What We Lose in the Fire We Gain in the Flood

Author: Matthew Perpetua
04/28/2010 | Pitchfork.com | www.pitchfork.com | Album Review


Laura Burhenn, the singer and songwriter of the Mynabirds, was previously one half of the Washington, D.C. indie duo Georgie James. That's not terribly indicative of what her new band sounds like, however. Georgie James' polite, unmemorable brand of aughts-era indie pop has very little to do with the full-blown country and soul style of the Mynabirds' debut. Nevertheless, that bit of context highlights a major creative leap for Burhenn. After hearing What We Lose in the Fire We Gain in the Flood, it's difficult to revisit her previous material-- including solo work released prior to Georgie James-- without sensing that she had not yet found her voice. Here, she emerges fully formed with a set of bold, assured songs so elegantly composed that many could pass for old standards.

For many musicians, working within a vintage aesthetic would lapse into pastiche, but Burhenn's blue-eyed soul sounds entirely natural and well-suited to her gifts. The songs stay within the bounds of tradition but give her voice room to establish a nuanced character and presence, where she was once hemmed in by bland tunes and airless production. Since she is hardly alone in going for this sort of sound, her success is largely a matter of achieving the right balances. Burhenn sings with soul and conviction, but also taste and restraint, which keep her from sounding too much like a contestant on "American Idol" or an over-sweetened throwback like Duffy. The production, by Richard Swift along with Burhenn, aims for a timeless sound, but allows for just enough modern touches to keep the album from coming across as overly retro.

The material recalls artists such as Dusty Springfield, Laura Nyro, and Linda Rondstadt, but the sound and style come closer to more recent touchstones-- Jenny Lewis' best moments on her own and with Rilo Kiley; Cat Power circa The Greatest and Jukebox; Fiona Apple's collaborations with Jon Brion. At her best, as on the churchy climax of "What We Gained in the Fire" and the showstopping "We Made a Mountain", Burhenn is as heartbreaking and tuneful as her finest inspirations while investing her songs with a calm fatalism that sets her apart. Although assertive, up-tempo cuts such as the single "Numbers Don't Lie" and the stomping "Let the Record Go" command the most immediate attention, her pretty yet weary voice is most impressive on slow-burning mid-tempo tracks like "LA Rain" and the languid, Velvet Underground-ish "Ways of Looking".

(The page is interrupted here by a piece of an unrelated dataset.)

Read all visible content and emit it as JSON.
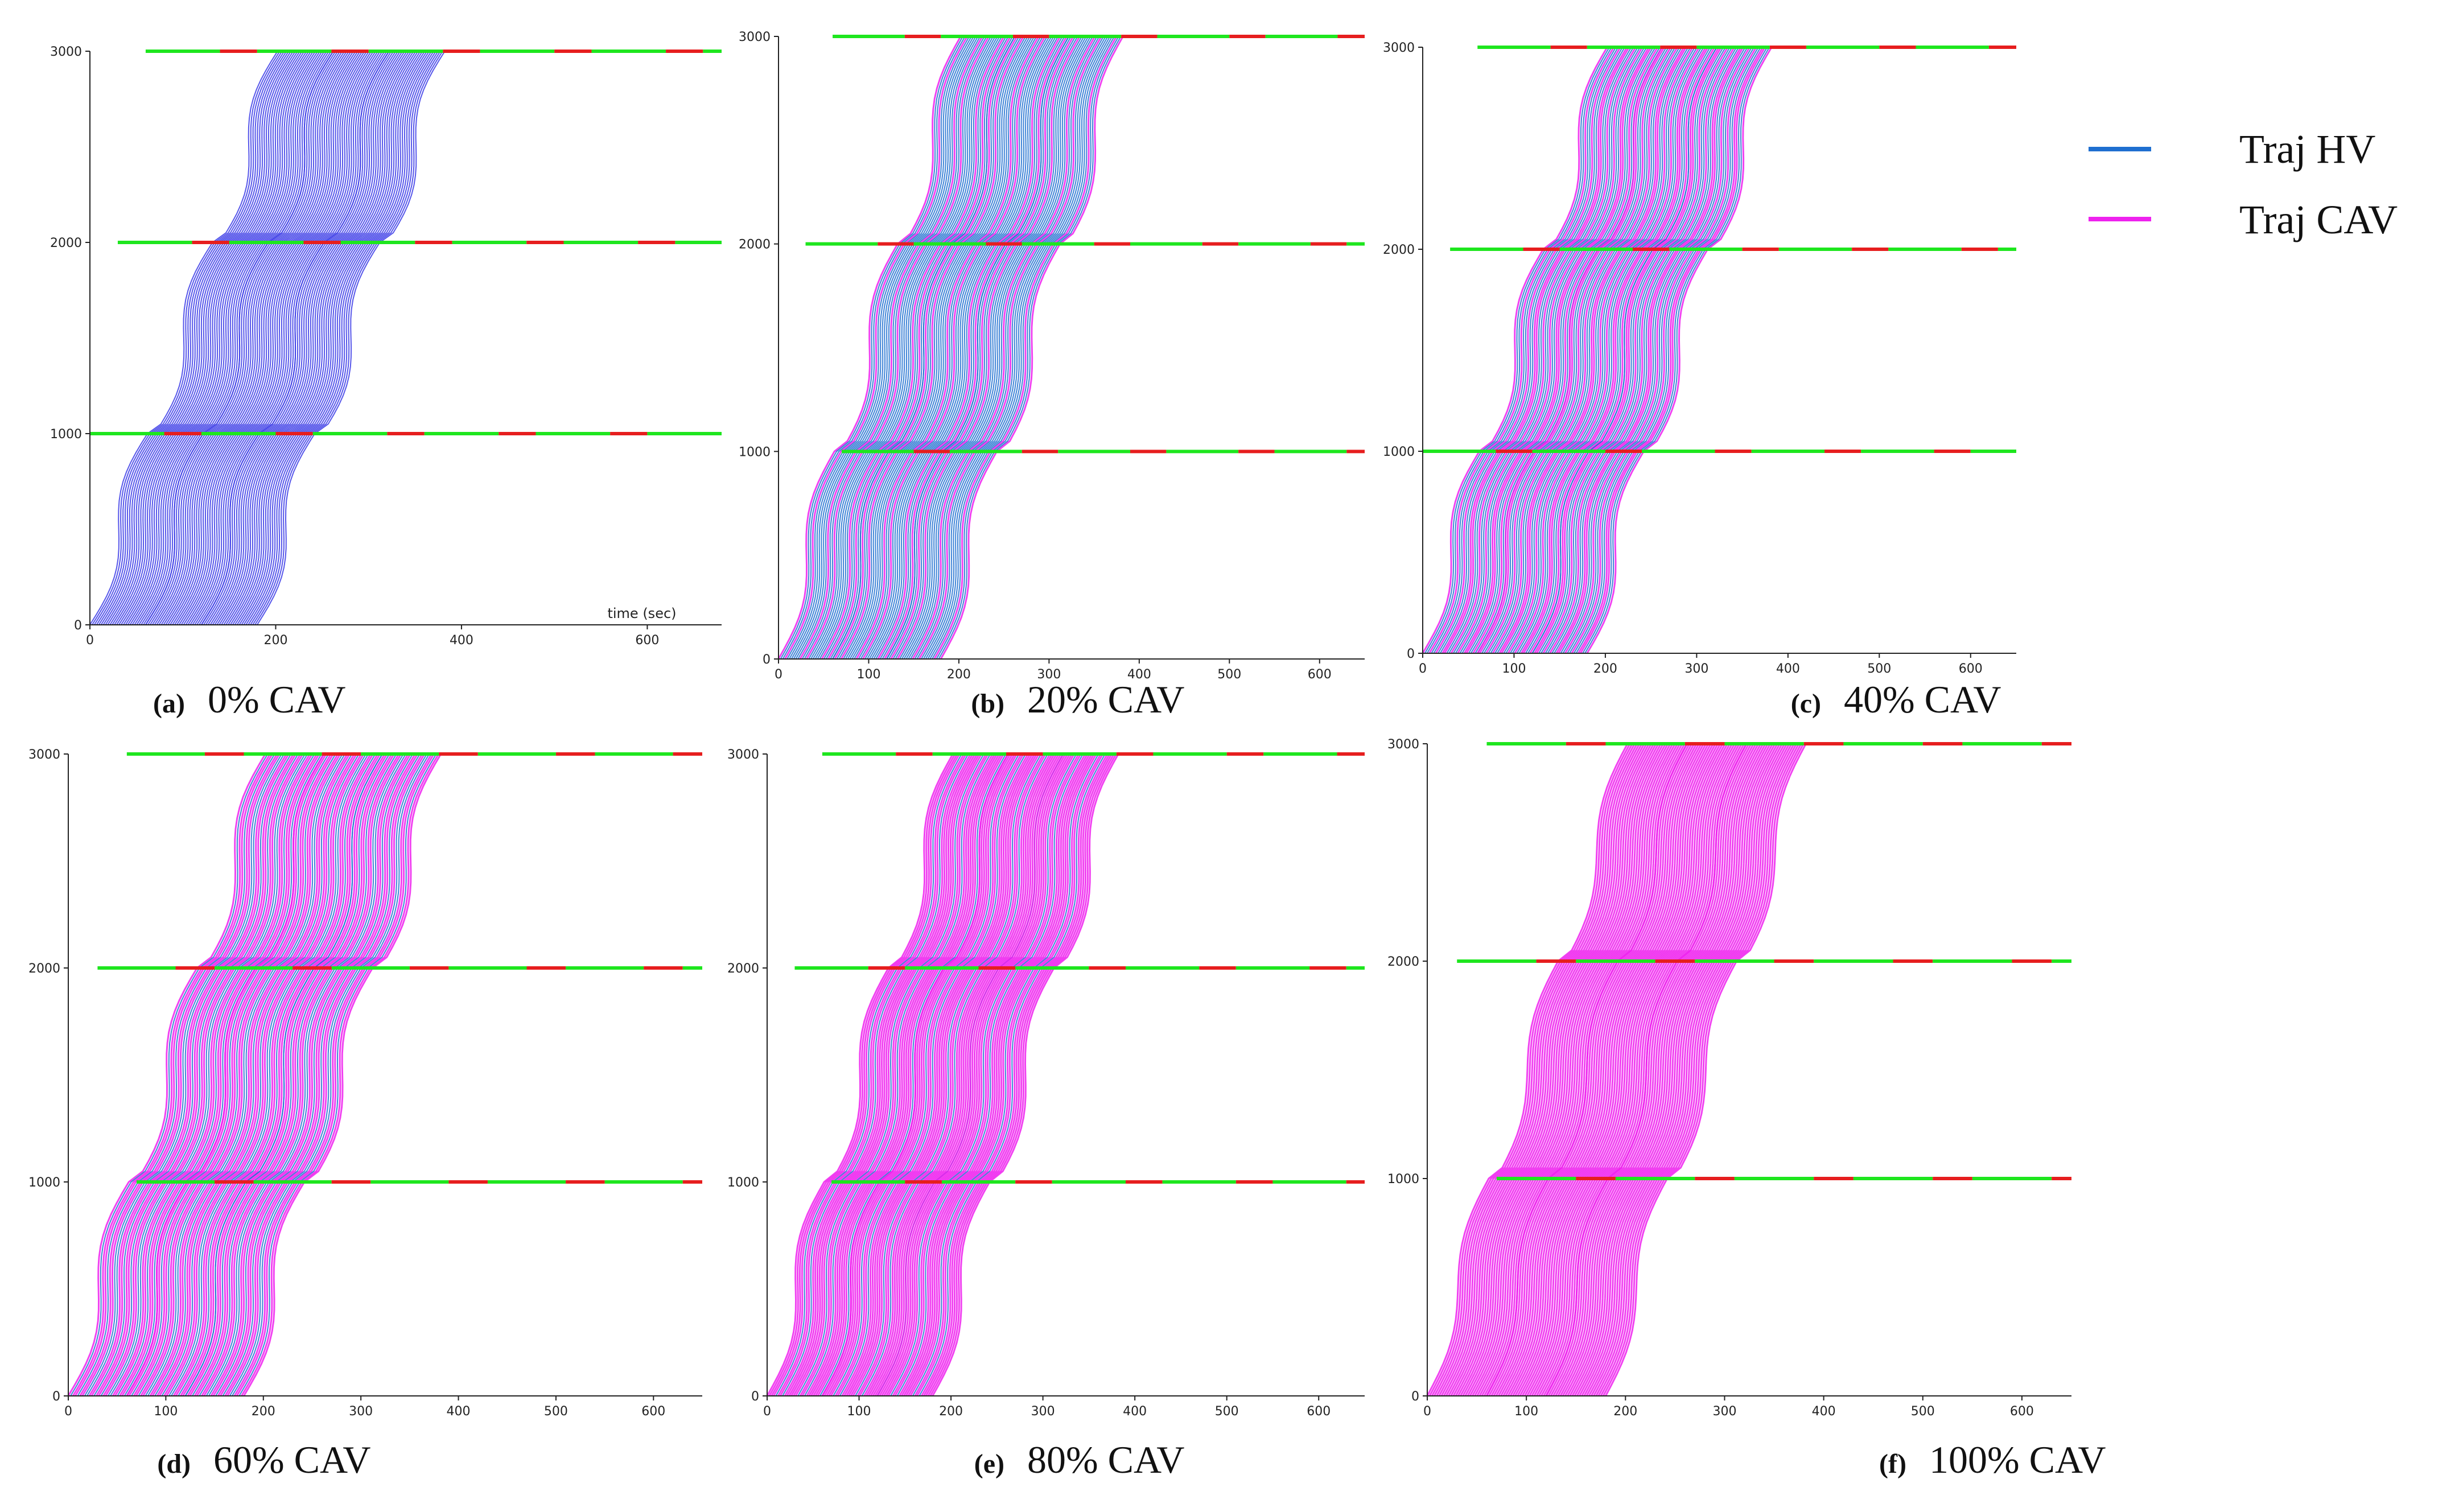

What We Lose in the Fire is over and out in just over a half hour, which is about the right length of time for this type of album. The songs are tight and consistent; the mood is evocative but doesn't outlast its welcome before completing the emotional arc of the sequencing. The charm of the record isn't a matter of reinventing familiar sounds so much as working within them with comfort and grace. Nothing sounds overworked. If anything, Burhenn and Swift present the songs in an understated manner, confident in the quality of the material and the strength of her voice. They weren't wrong to make that call.